Comparison of DNA extraction methods for 16S rRNA gene sequencing in the analysis of the human gut microbiome

The gut microbiome is widely analyzed using high-throughput sequencing, such as 16S rRNA gene amplicon sequencing and shotgun metagenomic sequencing (SMS). DNA extraction is known to have a large impact on the metagenomic analyses. The aim of this study was to compare DNA extraction protocols for 16S sequencing. In that context, four commonly used DNA extraction methods were compared for the analysis of the gut microbiota. Commercial versions were evaluated against modified protocols using a stool preprocessing device (SPD, bioMérieux) upstream DNA extraction.
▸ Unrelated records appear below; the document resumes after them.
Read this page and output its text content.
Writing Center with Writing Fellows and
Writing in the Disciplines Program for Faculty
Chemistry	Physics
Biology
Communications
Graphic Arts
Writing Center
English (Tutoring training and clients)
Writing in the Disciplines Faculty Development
Stool samples from nine healthy volunteers and nine patients with a Clostridium difficile infection were extracted with all protocols and 16S sequenced. Protocols were ranked using wet- and dry-lab criteria, including quality controls of the extracted genomic DNA, alpha-diversity, accuracy using a mock community of known composition and repeatability across technical replicates. SPD improved overall efficiency of three of the four tested protocols compared with their commercial version, in terms of DNA extraction yield, sample alpha -diversity, and recovery of Gram-positive bacteria. The best overall performance was obtained for the S-DQ protocol, SPD combined with the DNeasy PowerLyser PowerSoil protocol from QIAGEN. Based on this evaluation, we strongly believe that the use of such stool preprocessing device improves both the standardization and the quality of the DNA extraction in the human gut microbiome studies.